Fornecedor de cana-de-açúcar para a Usina da Barra, de 1956 a 2006, João Maria Carneiro Lira, 77, afirma que foi forçado a sair do negócio. Não dá mais para ficar preso com a entrega para uma só usina e receber pela matéria-prima o que ela determina. O cartel que começa se formar entre as usinas, com a entrada de grandes grupos nesse mercado, está acabando com os produtores de cana e logo vai atingir o consumidor, afirma Lira, que passou a produzir também soja e café.
A queixa de Lira é a mesma de outros nove plantadores de cana da região de Jaú (SP) ouvidos pela Folha e de produtores da região de Araçatuba -estes chegaram a recorrer à Justiça.
Eles afirmam que as usinas adotam práticas irregulares na compra da cana -ao exigirem exclusividade de fornecimento- e no preço pago pela matéria-prima, com objetivo de eliminar os produtores independentes e obter maior controle sobre o setor de açúcar e álcool.
Essa prática, afirmam, consiste na divisão geográfica da plantação de cana -os chamados quintais- do Estado de São Paulo. O produtor que vende cana para uma usina está impedido de vender para outra.
Os usineiros adotam ainda, segundo os produtores, uma fórmula para pagar menos pela matéria-prima. Desde 1998, esse preço é calculado de acordo com o volume de açúcar da cana -o chamado ATR (açúcar total recuperável).
A partir de 2005, as usinas estabeleceram uma média entre o volume de açúcar da cana do produtor e o da cana de sua plantação própria (em terras arrendadas pelos usineiros) para definir o preço. Isso resulta sempre, segundo eles, em um volume menor de açúcar e, consequentemente, em um preço menor pago pela cana.
Antes desse sistema, segundo eles, o teor de açúcar da cana na região de Jaú era de 145 quilos por tonelada, em média. No caso de alguns produtores, o volume de açúcar chegava até a 160 quilos por tonelada.
Na safra de 2009/2010, segundo afirmam, o teor de açúcar caiu para 130 quilos por tonelada por determinação das usinas. Perdemos 15 quilos de ATR por tonelada ou R$ 5,23 por tonelada, considerando que o quilo de ATR foi de R$ 0,3492 nesta safra, afirma Luiz Fernando Martins Auler, produtor de cana de Jaú.
Antes de a Cosan entrar na região, com a compra da Usina da Barra, eu estava livre para vender a cana para qualquer usina por um preço justo. De 2006 para cá, só posso vender para a Cosan e por um preço baixo. Existe um cartel na região, que está acabando com o produtor, afirma A.C., produtor de cana há 15 anos em Jaú, que não quis se identificar.
Ele afirma que, como sua plantação está no quintal da Usina da Barra, só pode fornecer para ela, apesar de tentar negociar com outras usinas.
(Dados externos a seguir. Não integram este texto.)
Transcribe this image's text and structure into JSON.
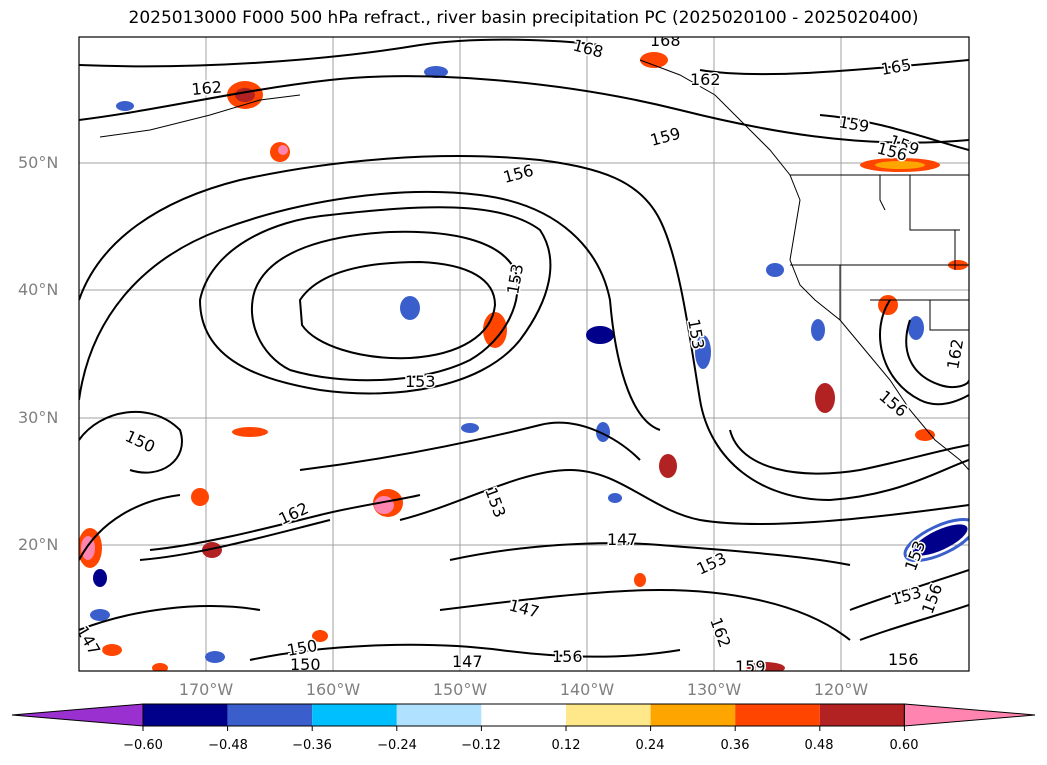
{
  "title": "2025013000 F000 500 hPa refract., river basin precipitation PC (2025020100 - 2025020400)",
  "map": {
    "latitude_labels": [
      "50°N",
      "40°N",
      "30°N",
      "20°N"
    ],
    "longitude_labels": [
      "170°W",
      "160°W",
      "150°W",
      "140°W",
      "130°W",
      "120°W"
    ],
    "gridlines": true,
    "colors": {
      "land_outline": "#000000",
      "contour": "#000000",
      "gridline": "#a0a0a0",
      "label": "#808080"
    },
    "contour_labels": [
      {
        "text": "168"
      },
      {
        "text": "168"
      },
      {
        "text": "162"
      },
      {
        "text": "162"
      },
      {
        "text": "165"
      },
      {
        "text": "159"
      },
      {
        "text": "159"
      },
      {
        "text": "159"
      },
      {
        "text": "156"
      },
      {
        "text": "156"
      },
      {
        "text": "153"
      },
      {
        "text": "153"
      },
      {
        "text": "153"
      },
      {
        "text": "150"
      },
      {
        "text": "153"
      },
      {
        "text": "162"
      },
      {
        "text": "147"
      },
      {
        "text": "153"
      },
      {
        "text": "147"
      },
      {
        "text": "162"
      },
      {
        "text": "159"
      },
      {
        "text": "147"
      },
      {
        "text": "150"
      },
      {
        "text": "150"
      },
      {
        "text": "156"
      },
      {
        "text": "153"
      },
      {
        "text": "156"
      },
      {
        "text": "156"
      },
      {
        "text": "156"
      },
      {
        "text": "162"
      },
      {
        "text": "153"
      },
      {
        "text": "147"
      }
    ]
  },
  "colorbar": {
    "ticks": [
      "−0.60",
      "−0.48",
      "−0.36",
      "−0.24",
      "−0.12",
      "0.12",
      "0.24",
      "0.36",
      "0.48",
      "0.60"
    ],
    "colors": [
      "#9b30d0",
      "#00008b",
      "#3a5fcd",
      "#00bfff",
      "#b0e2ff",
      "#ffffff",
      "#ffe88a",
      "#ffa500",
      "#ff4500",
      "#b22222",
      "#ff85b0"
    ],
    "extend": "both"
  }
}
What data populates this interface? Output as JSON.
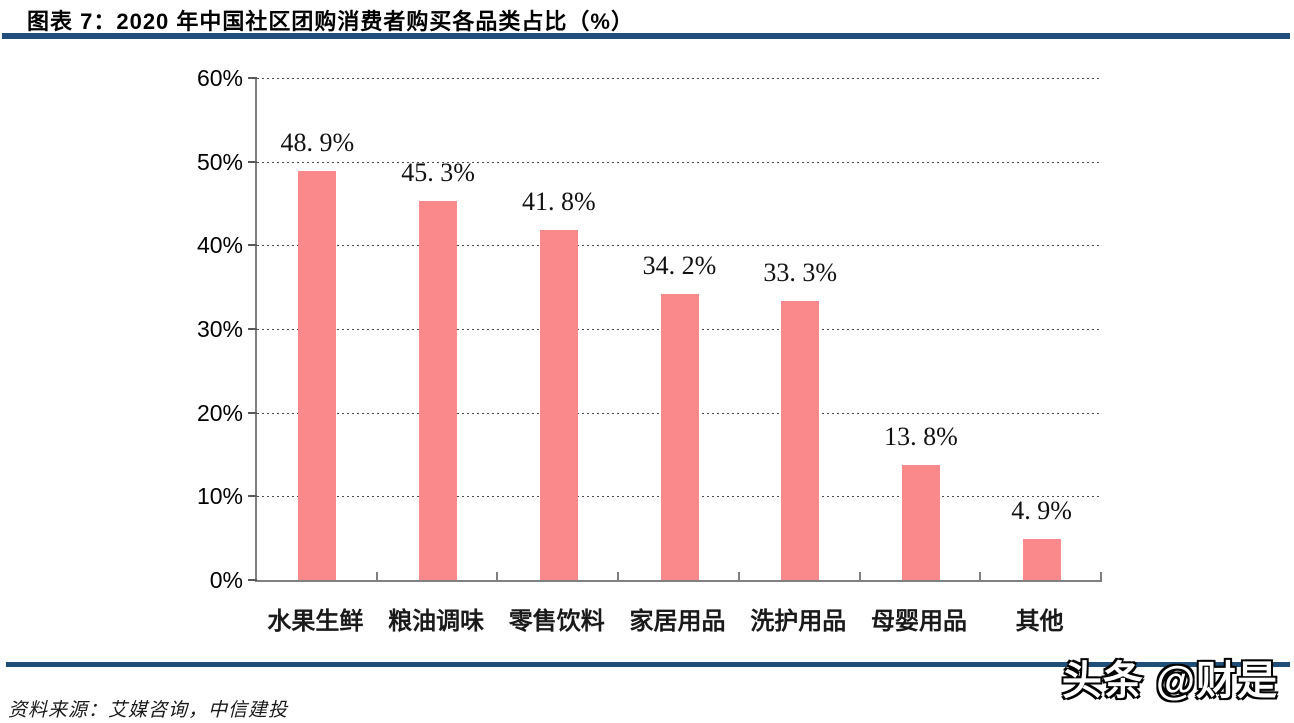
{
  "header": {
    "title": "图表 7：2020 年中国社区团购消费者购买各品类占比（%）"
  },
  "chart_data": {
    "type": "bar",
    "title": "2020 年中国社区团购消费者购买各品类占比（%）",
    "categories": [
      "水果生鲜",
      "粮油调味",
      "零售饮料",
      "家居用品",
      "洗护用品",
      "母婴用品",
      "其他"
    ],
    "values": [
      48.9,
      45.3,
      41.8,
      34.2,
      33.3,
      13.8,
      4.9
    ],
    "value_labels": [
      "48. 9%",
      "45. 3%",
      "41. 8%",
      "34. 2%",
      "33. 3%",
      "13. 8%",
      "4. 9%"
    ],
    "xlabel": "",
    "ylabel": "",
    "ylim": [
      0,
      60
    ],
    "ytick_step": 10,
    "ytick_labels": [
      "0%",
      "10%",
      "20%",
      "30%",
      "40%",
      "50%",
      "60%"
    ],
    "grid": "horizontal-dashed",
    "legend": "none",
    "bar_color": "#F9898B"
  },
  "footer": {
    "source": "资料来源：艾媒咨询，中信建投",
    "watermark": "头条 @财是"
  },
  "colors": {
    "accent_navy": "#1F4E79",
    "bar": "#F9898B",
    "axis_gray": "#808080"
  }
}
As indústrias que estariam envolvidas na suposta prática de cartel, segundo os produtores, são Usina da Barra, Dois Córregos e Diamante, que pertencem à Cosan, as usinas Santa Cândida, Della Coletta e Paraíso (do grupo Paraíso Bioenergia), além da destilaria Grizzo. Todas negam a existência de qualquer tipo de cartel e informam que os contratos seguem regras de livre mercado.
Os grandes grupos desejam dominar desde a produção até a exportação de açúcar e álcool. O sistema de ATR não é transparente para o fornecedor. O teor de açúcar considerado é menor do que o real. Tentei vender para outras usinas e não consegui, diz Maria da Penha Lombardi, fornecedora há 12 anos para a Usina da Barra.
Na Justiça
Na região de Araçatuba, plantadores de cana recorreram à Justiça para ter a liberdade de venda da cana. No início deste mês, decisão da Justiça beneficiou 11 produtores. Quando eles procuravam uma usina para vender, a resposta era não, por conta dessa divisão de território entre os usineiros. Existe um acordo de cavalheiros entre eles muito difícil de mudar, afirma Jonair Nogueira Martins, diretor jurídico da Producor (Associação dos Produtores Rurais de Coroado), que defende os produtores de cana da região.
Martins diz que, além da prática de reserva de mercado, outro problema na região de Araçatuba é a difícil situação financeira das usinas e a inadimplência com os produtores.
Em outras regiões, como a de Ribeirão Preto, produtores também dizem estar preocupados com possíveis reflexos de aquisições e concentração no setor, liderada por multinacionais como a Louis Dreyfus.